Submitted October 9, 2007
Department of Biochemistry and Molecular Biology, University of Ferrara, Ferrara, Italy * Corresponding author; email: pnm{at}unife.it.
Small nuclear U1-RNAs (snRNAs), the spliceosome components selectively recognizing donor splice sites (5'ss), were engineered to restore correct mRNA processing in a cellular model of severe coagulation factor VII (FVII) deficiency, caused by the IVS7 9726+5g/a change.
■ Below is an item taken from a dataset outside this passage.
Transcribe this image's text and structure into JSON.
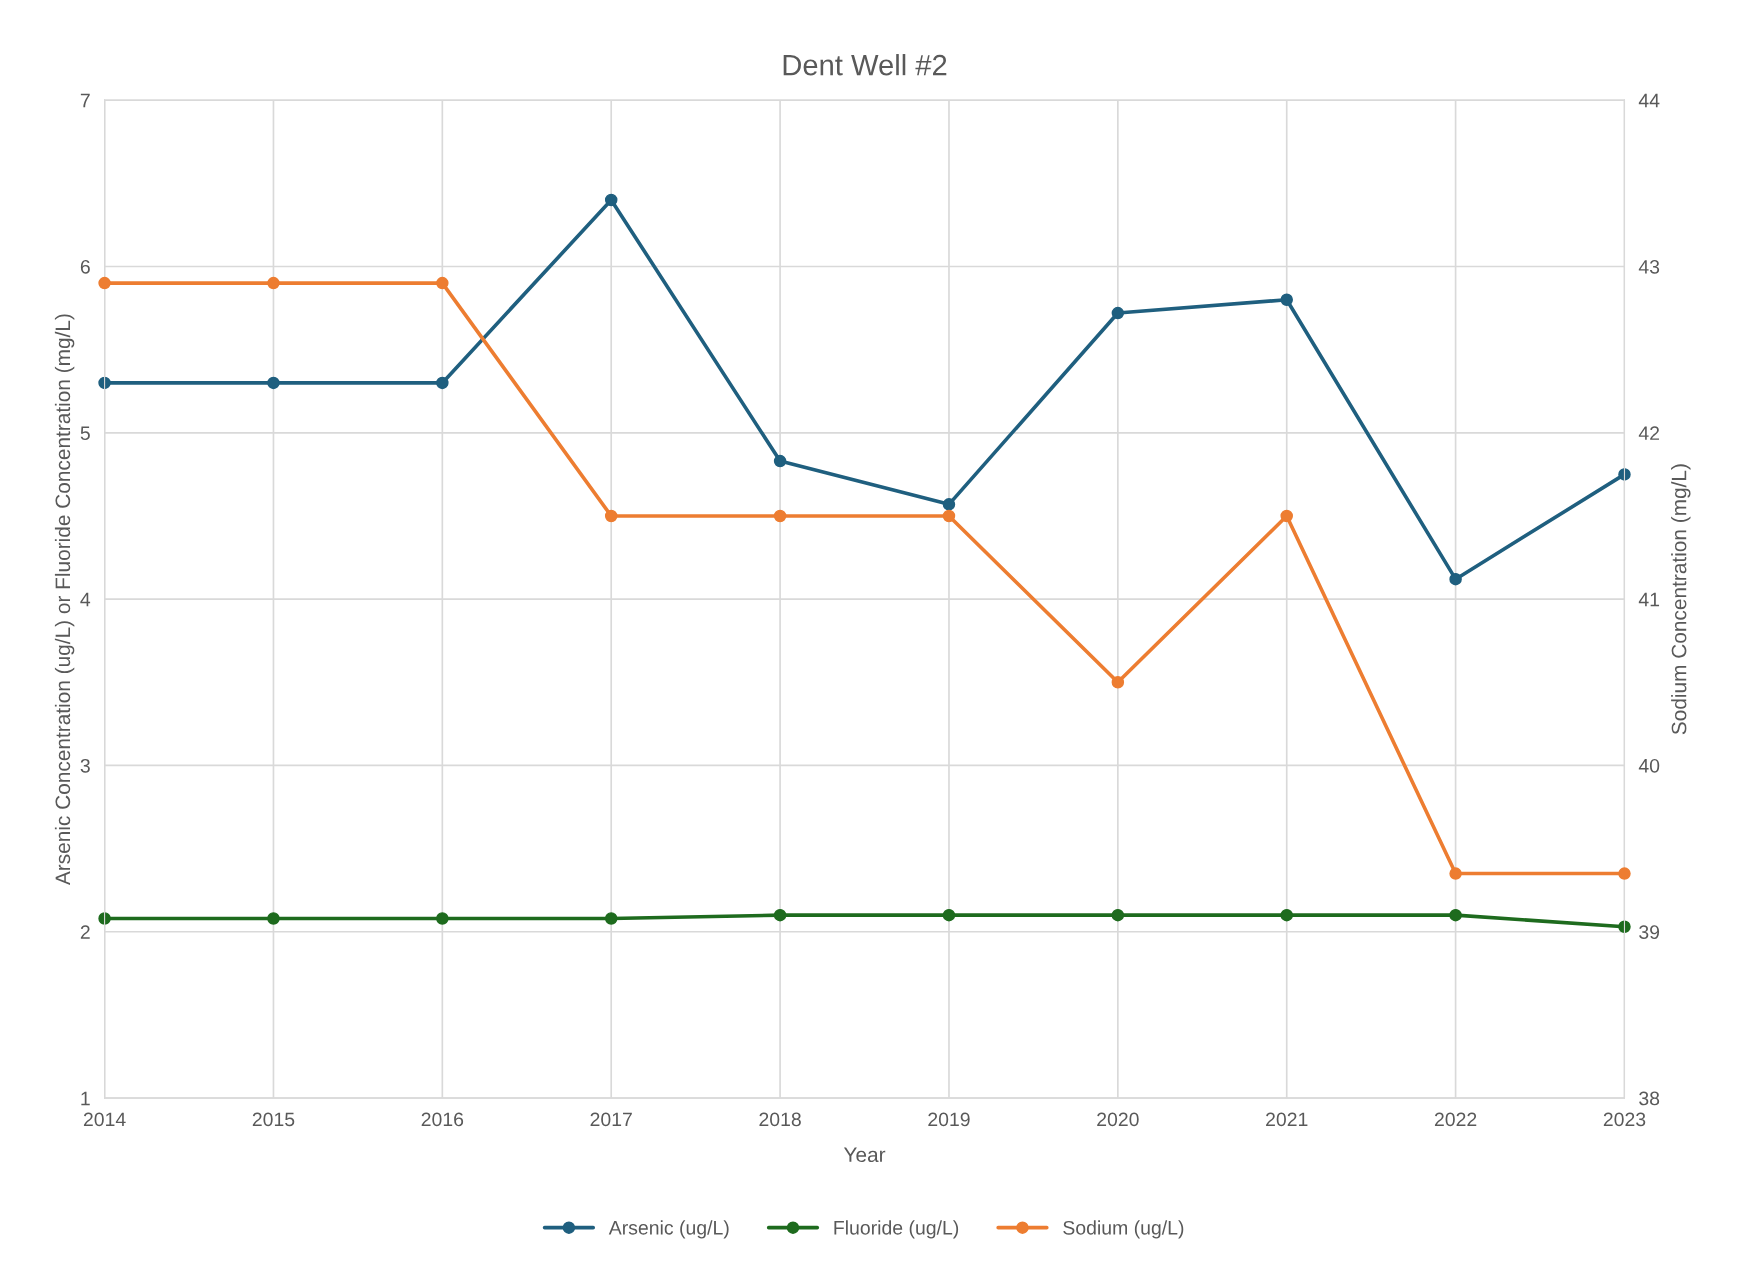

Three U1-snRNAs, complementary to the mutated 5ss (U1+5a) or to neighbouring sequences, were expressed with FVII minigenes in a hepatoma cell line. The U1-snRNAs reduced from 80% to 40% the exon 7 skipping, thus increasing exon definition. The U1+5a construct also dramatically increased recognition of the correct 5'ss over the 37bp-downstream cryptic site preferentially activated by the mutation, thus inducing appreciable synthesis of normal transcripts (from barely detectable to 50%). This effect, which was dose-dependent, clearly demonstrated that impaired recognition by the U1-snRNA was the mechanism responsible for FVII deficiency. These findings suggest compensatory U1-snRNAs as therapeutic tools in coagulation factor deficiencies caused by mutations at 5'ss, a frequent cause of severe defects.